Predicting how a compound will bind to its target is very complex. For example, the compound and protein will need to adopt a certain shape, the water molecules will have to vacate the binding site, and then the compound will have to bind to the protein. Binding affinity can be predicted using free energy perturbation (FEP) calculations, which fully captures the complexity of the physics of these interactions. Such calculations also require the structure and the small molecule binding site of the protein to be known, which in some cases has not yet been experimentally determined.
However, these calculations are computationally expensive. Given that many desirable molecular properties are anti-correlated, billions of molecules need to be explored to find the most promising drug candidate. There are currently not enough computers in the world to run that many FEP calculations in a reasonable amount of time. This is a limitation of physics-based methods.
Game Changer
AI/machine learning and physics-based methods on their own have limitations that are insurmountable. But when we use them together–by combining the speed of machine learning with the accuracy of physics-based methods–we overcome these limitations. It is by marrying these two approaches that we are advancing the field of drug discovery.

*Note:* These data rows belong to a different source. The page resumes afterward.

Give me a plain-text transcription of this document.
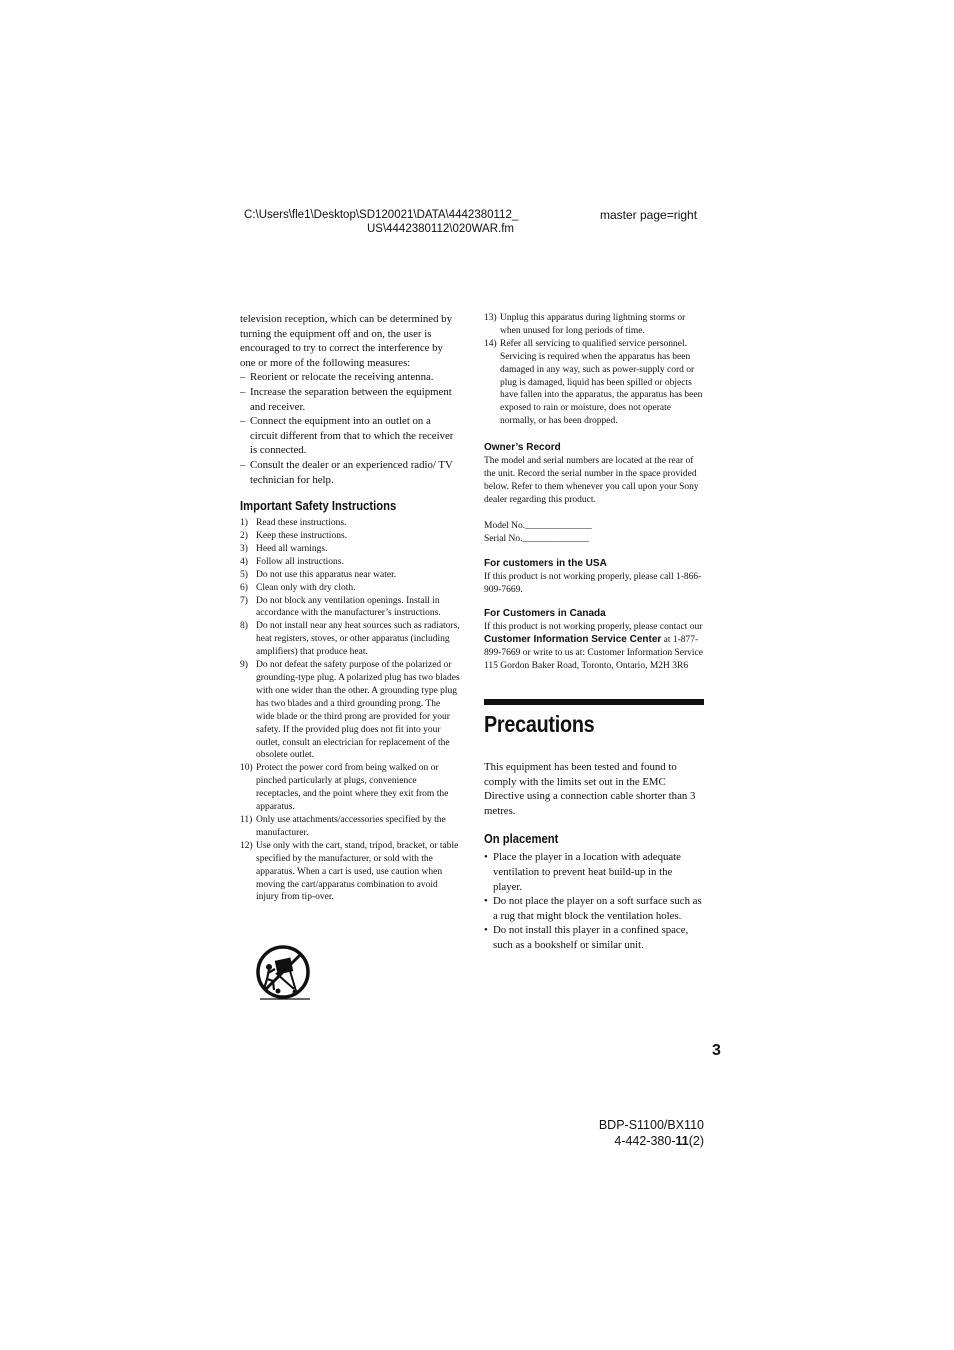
C:\Users\fle1\Desktop\SD120021\DATA\4442380112_
US\4442380112\020WAR.fm
master page=right

television reception, which can be determined by turning the equipment off and on, the user is encouraged to try to correct the interference by one or more of the following measures:

– Reorient or relocate the receiving antenna.
– Increase the separation between the equipment and receiver.
– Connect the equipment into an outlet on a circuit different from that to which the receiver is connected.
– Consult the dealer or an experienced radio/ TV technician for help.
Important Safety Instructions
1) Read these instructions.
2) Keep these instructions.
3) Heed all warnings.
4) Follow all instructions.
5) Do not use this apparatus near water.
6) Clean only with dry cloth.
7) Do not block any ventilation openings. Install in accordance with the manufacturer’s instructions.
8) Do not install near any heat sources such as radiators, heat registers, stoves, or other apparatus (including amplifiers) that produce heat.
9) Do not defeat the safety purpose of the polarized or grounding-type plug. A polarized plug has two blades with one wider than the other. A grounding type plug has two blades and a third grounding prong. The wide blade or the third prong are provided for your safety. If the provided plug does not fit into your outlet, consult an electrician for replacement of the obsolete outlet.
10) Protect the power cord from being walked on or pinched particularly at plugs, convenience receptacles, and the point where they exit from the apparatus.
11) Only use attachments/accessories specified by the manufacturer.
12) Use only with the cart, stand, tripod, bracket, or table specified by the manufacturer, or sold with the apparatus. When a cart is used, use caution when moving the cart/apparatus combination to avoid injury from tip-over.
13) Unplug this apparatus during lightning storms or when unused for long periods of time.
14) Refer all servicing to qualified service personnel. Servicing is required when the apparatus has been damaged in any way, such as power-supply cord or plug is damaged, liquid has been spilled or objects have fallen into the apparatus, the apparatus has been exposed to rain or moisture, does not operate normally, or has been dropped.
Owner’s Record

The model and serial numbers are located at the rear of the unit. Record the serial number in the space provided below. Refer to them whenever you call upon your Sony dealer regarding this product.

Model No.______________

Serial No.______________

For customers in the USA

If this product is not working properly, please call 1-866-909-7669.

For Customers in Canada

If this product is not working properly, please contact our Customer Information Service Center at 1-877-899-7669 or write to us at: Customer Information Service 115 Gordon Baker Road, Toronto, Ontario, M2H 3R6

Precautions

This equipment has been tested and found to comply with the limits set out in the EMC Directive using a connection cable shorter than 3 metres.

On placement
• Place the player in a location with adequate ventilation to prevent heat build-up in the player.
• Do not place the player on a soft surface such as a rug that might block the ventilation holes.
• Do not install this player in a confined space, such as a bookshelf or similar unit.
3
BDP-S1100/BX110
4-442-380-11(2)
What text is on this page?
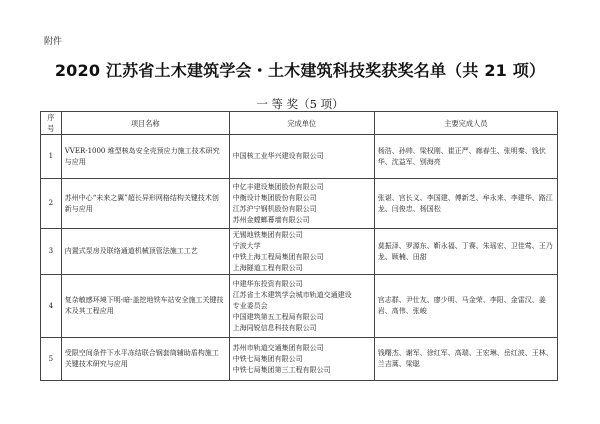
附件
2020 江苏省土木建筑学会・土木建筑科技奖获奖名单（共 21 项）
一 等 奖（5 项）
序号	项目名称	完成单位	主要完成人员
1	VVER-1000 堆型核岛安全壳预应力施工技术研究与应用	中国核工业华兴建设有限公司	杨浩、孙帅、梁权刚、崔正严、廊春生、张明秦、钱伏华、沈益军、别海亮
2	苏州中心“未来之翼”超长异形网格结构关键技术创新与应用	中亿丰建设集团股份有限公司
中衡设计集团股份有限公司
江苏沪宁钢机股份有限公司
苏州金螳螂幕墙有限公司	张谌、宫长义、李国建、傅新芝、牟永来、李建华、路江龙、闫俊忠、杨国松
3	内置式泵房及联络通道机械顶管法施工工艺	无锡地铁集团有限公司
宁波大学
中铁上海工程局集团有限公司
上海隧道工程有限公司	莫振泽、罗源东、靳永福、丁赛、朱瑶宏、卫佳莺、王乃龙、顾楠、田甜
4	复杂敏感环境下明-暗-盖挖地铁车站安全施工关键技术及其工程应用	中建华东投资有限公司
江苏省土木建筑学会城市轨道交通建设
专业委员会
中国建筑第五工程局有限公司
上海同锐信息科技有限公司	宫志群、尹仕友、廖少明、马金荣、李阳、金雷汉、姜岩、高伟、张峻
5	受限空间条件下水平冻结联合钢套筒辅助盾构施工关键技术研究与应用	苏州市轨道交通集团有限公司
中铁七局集团有限公司
中铁七局集团第三工程有限公司	钱曙杰、谢军、徐红军、高瑞、王宏琳、岳红波、王林、兰吉蒿、梁聪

Here is how it works: A computer algorithm builds one billion molecules, for example. We then take a random sampling of only 1,000 of these molecules and compute molecular properties using our free energy perturbation software (FEP+). This step is the equivalent of doing a year’s worth of laboratory work in one day, at a fraction of the cost. We then use the data for those 1,000 molecules to build an approximate machine-learning model that can then be applied to the entire one billion molecules. Using this model, we can score each molecule and take the top 5,000 that best fit our criteria. We then run FEP+ on these 5,000 molecules, which will result in approximately 10 that will be synthesized in the laboratory. These physics-based methods are so accurate that eight out of the 10 molecules will, on average, have the desired molecular property.
Multiple cycles of this workflow were used to advance our internal MALT1 program. For this program, in total 8.2 billion molecules were prioritized using a physics-based trained machine learning model, approximately 12,000 molecules were analyzed using FEP+, and 78 molecules were synthesized and tested in the lab, one of which became our development candidate that is expected to soon enter clinical development. The identification of the development candidate molecule took only about 10 months.
Where is all this headed? There continues to be exponential growth in the power of computers, the number of proteins for which we know the structure, the number of compounds we can enumerate computationally, and the number of molecular properties that we can accurately predict. Together, these advancements will make the “whack-a-mole” problem a thing of the past.